L'épicerie d'autrefois

Tableau proposé par Lakevio

lakevio

Août 1977, nous sommes en vacances dans un joli village à une vingtaine de kilomètres des plages normandes. Rues et ruelles sont désertes et silencieuses, seul le clocher de l’église qui égrène les heures est là pour nous signifier que la vie s’écoule. Ah si, un autre bruit nous ramène à la civilisation, c’est le tintement de la cloche de la porte d’entrée de l’unique commerce. La petite épicerie est l’endroit où se retrouvent les gens du village un peu tout au long de la journée. Vous entrez… vous êtes saisi, immanquablement saisi ! Un bazar incroyable s’offre à votre vue. Comment ça une épicerie ? Mais non voyons ! C’est une épicerie-charcuterie-boulangerie-primeur-tabac-librairie-parfumerie-quincaillerie-mercerie-chausseur-fleuriste…que sais-je encore, votre regard n’est pas assez affûté pour un inventaire rapide et complet.

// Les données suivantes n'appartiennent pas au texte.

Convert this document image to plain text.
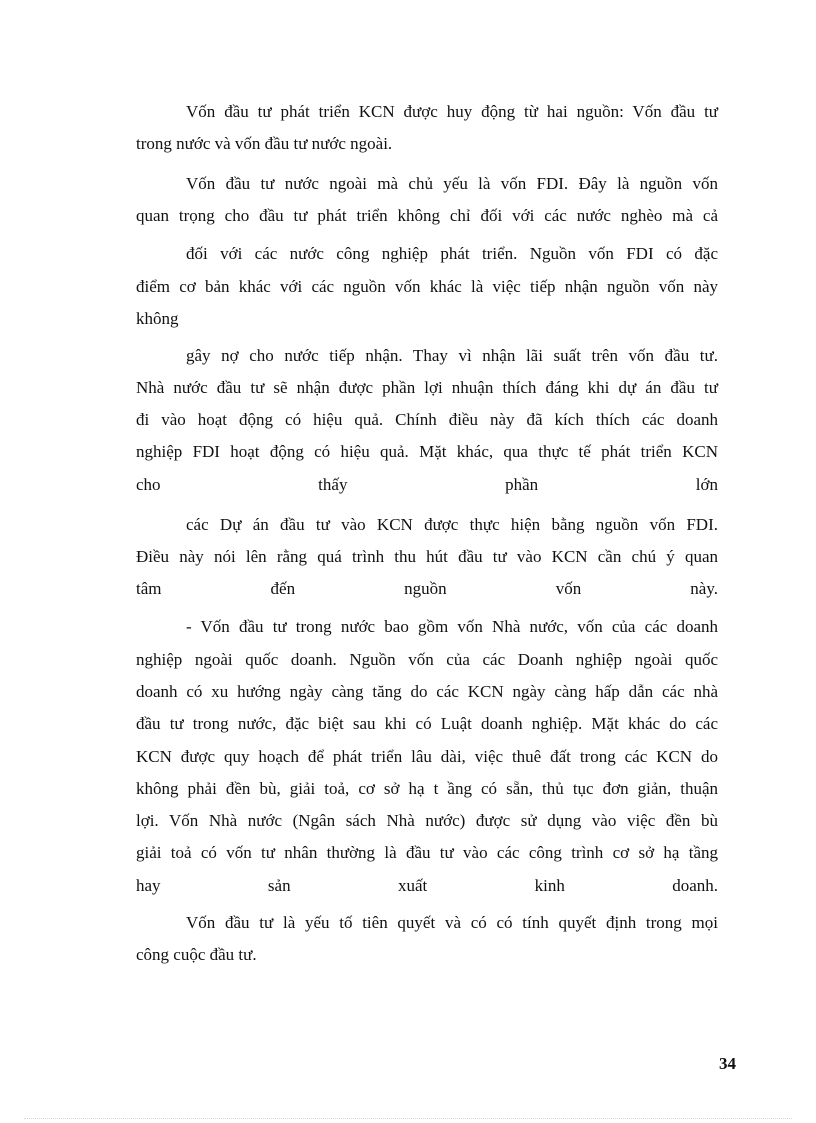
Vốn đầu tư phát triển KCN được huy động từ hai nguồn: Vốn đầu tư
trong nước và vốn đầu tư nước ngoài.
Vốn đầu tư nước ngoài mà chủ yếu là vốn FDI. Đây là nguồn vốn
quan trọng cho đầu tư phát triển không chỉ đối với các nước nghèo mà cả
đối với các nước công nghiệp phát triển. Nguồn vốn FDI có đặc
điểm cơ bản khác với các nguồn vốn khác là việc tiếp nhận nguồn vốn này
không
gây nợ cho nước tiếp nhận. Thay vì nhận lãi suất trên vốn đầu tư.
Nhà nước đầu tư sẽ nhận được phần lợi nhuận thích đáng khi dự án đầu tư
đi vào hoạt động có hiệu quả. Chính điều này đã kích thích các doanh
nghiệp FDI hoạt động có hiệu quả. Mặt khác, qua thực tế phát triển KCN
cho thấy phần lớn
các Dự án đầu tư vào KCN được thực hiện bằng nguồn vốn FDI.
Điều này nói lên rằng quá trình thu hút đầu tư vào KCN cần chú ý quan
tâm đến nguồn vốn này.
- Vốn đầu tư trong nước bao gồm vốn Nhà nước, vốn của các doanh
nghiệp ngoài quốc doanh. Nguồn vốn của các Doanh nghiệp ngoài quốc
doanh có xu hướng ngày càng tăng do các KCN ngày càng hấp dẫn các nhà
đầu tư trong nước, đặc biệt sau khi có Luật doanh nghiệp. Mặt khác do các
KCN được quy hoạch để phát triển lâu dài, việc thuê đất trong các KCN do
không phải đền bù, giải toả, cơ sở hạ t ầng có sẵn, thủ tục đơn giản, thuận
lợi. Vốn Nhà nước (Ngân sách Nhà nước) được sử dụng vào việc đền bù
giải toả có vốn tư nhân thường là đầu tư vào các công trình cơ sở hạ tầng
hay sản xuất kinh doanh.
Vốn đầu tư là yếu tố tiên quyết và có có tính quyết định trong mọi
công cuộc đầu tư.
34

Les épingles à linge s’enivrent de l’odeur de pain frais, les journaux du jour attendent le lecteur sur le large couvercle d’une cocotte-minute, le bégonia rose s’harmonise avec les chaussons pour petits pieds frileux mais les chaussons aux pommes sont bien alignés dans la banque réfrigérée, près d’une odorante charcuterie du terroir. Oui tiens, les odeurs, un mélange fruité, salé, sucré, de chiffons et de boulons, de je ne sais quoi au juste mais c’est puissant et délicieux. Gentil sourire aux lèvres, une dame d’un âge plus que certain s’avance vers nous. - Bonjour messieurs-dames, vous désirez ? - Bonjour madame, ce serait pour une bouteille de gaz s’il vous plaît. Eh oui, elle a même ça en magasin la dame ! Un 15 août à dix-huit heures en plus… Mais je vous parle d’un temps… quoique… on y revient, dans des conditions un peu différentes. Nostalgique moi ?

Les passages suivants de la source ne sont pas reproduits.